Python script to scrape player in-game statistics data from fbref.com and merge with player valuations. Extracted data from 10 professional soccer leagues around the world.

In [1]:
# libraries
import pandas as pd
import numpy as np
import requests
import time
import random

years_special = ['2022-2023']
numbers = [11,20,9,12,30,13,40,37,23,32]
stats = ['passing','defense','shooting','keepers']
leagues = ['-Serie-A-Stats','-Bundesliga-Stats',
           '-Premier-League-Stats','-La-Liga-Stats','-Russian-Premier-League-Stats',
           '-Ligue-1-Stats','-Scottish-Premiership-Stats','-Belgian-Pro-League-Stats','-Eredivisie-Stats',
           '-Primeira-Liga-Stats']
           
league_names = ['Serie A','Bundesliga','Premier League','La Liga', 
               'Premier Liga', 'Ligue 1', 'Scottish Premiership',
               'Jupiler Pro League', 'Eredivisie', 'Liga Nos']
                
defense_list = []
passing_list = []
shooting_list = []
keepers_list = []
count = 0
for n in range(len(numbers)):
    for t in stats:
        for z in years_special:
            data = 'https://fbref.com/en/comps/' + str(numbers[count]) + '/' + z + '/' + t + '/' + z + leagues[count]
            response = requests.get(data).text.replace('<!--', '').replace('-->', '')
            df = pd.read_html(response, header=1)[2]
            df['Based'] = league_names[count]
            if t == 'passing':
                passing_list.append(df)
            elif t == 'defense':
                defense_list.append(df)
            elif t == 'shooting':
                shooting_list.append(df)
            else:
                keepers_list.append(df)
            time.sleep(3)
            print('Imported ' + t + ' data for ' + league_names[count])

    count += 1

Imported passing data for Serie A
Imported defense data for Serie A
Imported shooting data for Serie A
Imported passing data for Bundesliga
Imported defense data for Bundesliga
Imported shooting data for Bundesliga
Imported passing data for Premier League
Imported defense data for Premier League
Imported shooting data for Premier League
Imported passing data for La Liga
Imported defense data for La Liga
Imported shooting data for La Liga
Imported passing data for Premier Liga
Imported defense data for Premier Liga
Imported shooting data for Premier Liga
Imported passing data for Ligue 1
Imported defense data for Ligue 1
Imported shooting data for Ligue 1
Imported passing data for Scottish Premiership
Imported defense data for Scottish Premiership
Imported shooting data for Scottish Premiership
Imported passing data for Jupiler Pro League
Imported defense data for Jupiler Pro League
Imported shooting data for Jupiler Pro League
Imported passing data for Eredivisie
Imported defense data 

In [2]:
shot = []
defense = []
passing = []
for i in range(len(years_special)):
    shot.append(shooting_list[i::len(years_special)])
    defense.append(defense_list[i::len(years_special)])
    passing.append(passing_list[i::len(years_special)])

In [3]:
#for y in range(len(years_special)):
for k in range(3):
    if stats[k] == 'passing':
        count = 0
        for df in passing[0]:
            # rename columns
            df = df.fillna(0)

            df = df.drop(columns=['Rk','Nation','Pos','Matches'])

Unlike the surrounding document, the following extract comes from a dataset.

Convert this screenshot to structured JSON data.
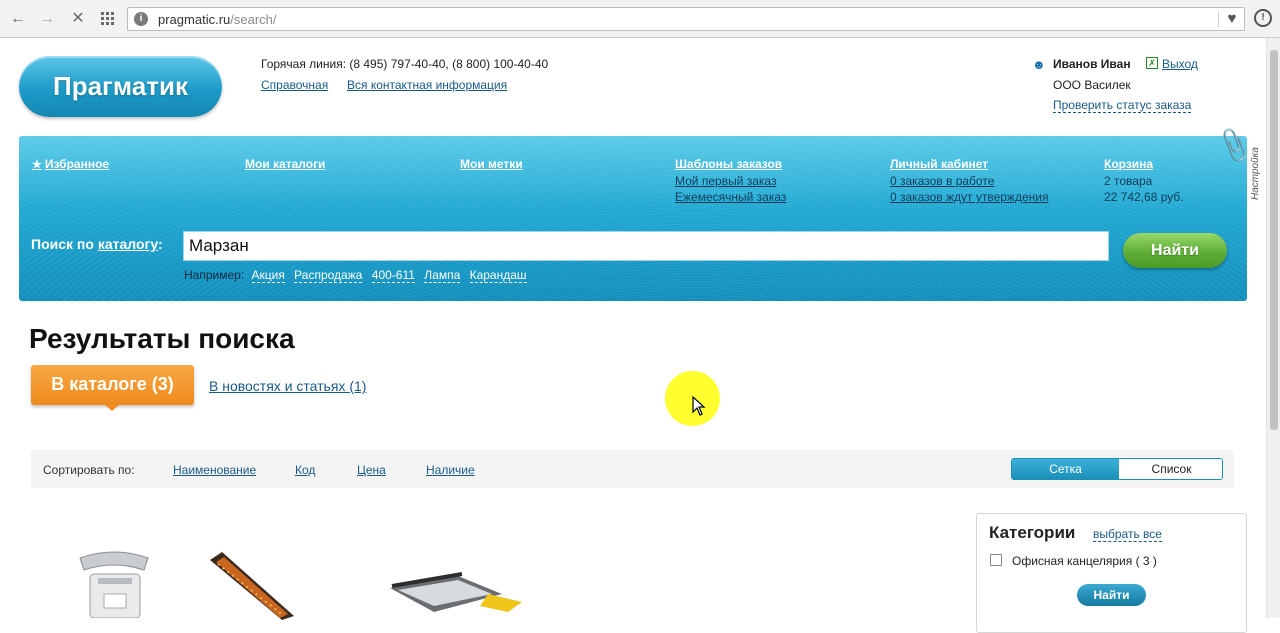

            df.rename(columns={'Cmp':'Total Cmp', 'Att': 'Total Att', 'Cmp%':'Total Cmp%','Cmp.1':'Short Cmp', 
                               'Att.1':'Short Att','Cmp%.1':'Short Cmp%', 'Cmp.2':'Medium Cmp', 'Att.2':'Medium Att',
                               'Cmp%.2':'Medium Cmp%', 'Cmp.3':'Long Cmp', 'Att.3':'Long Att', 'Cmp%.3':'Long Cmp%'}, inplace = True)
            passing[0][count] = df

            count += 1

    elif stats[k] == 'defense':
        count = 0
        for df in defense[0]:

            # rename columns
            df = df.fillna(0)

            df['Age'] = df['Age'].str[:2]
            df['Position_2'] = df['Pos'].str[3:]
            df['Position'] = df['Pos'].str[:2]
            df['Nation'] = df['Nation'].str.split(' ').str.get(1)

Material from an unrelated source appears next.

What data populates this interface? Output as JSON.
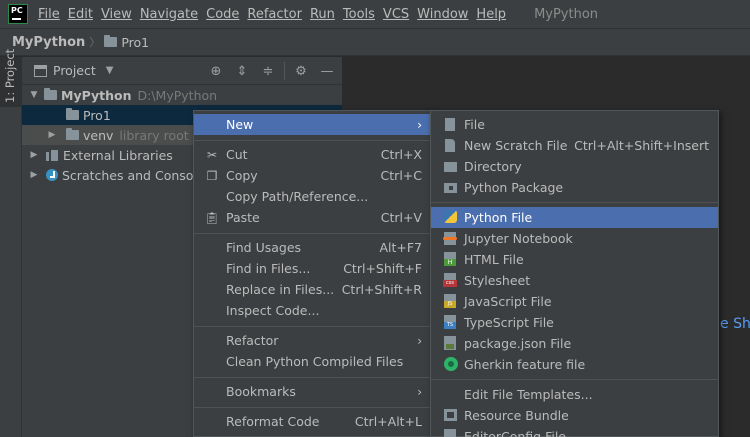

            df['Position'] = df['Position'].replace({'MF': 'Midfielder', 'DF': 'Defender', 'FW': 'Forward', 'GK': 'Goalkeeper'})
            df['Position_2'] = df['Position_2'].replace({'MF': 'Midfielder', 'DF': 'Defender',
                                                             'FW': 'Forward', 'GK': 'Goalkeeper'})

            df = df.drop(columns=['Rk','Nation','Pos','Position_2','Matches'])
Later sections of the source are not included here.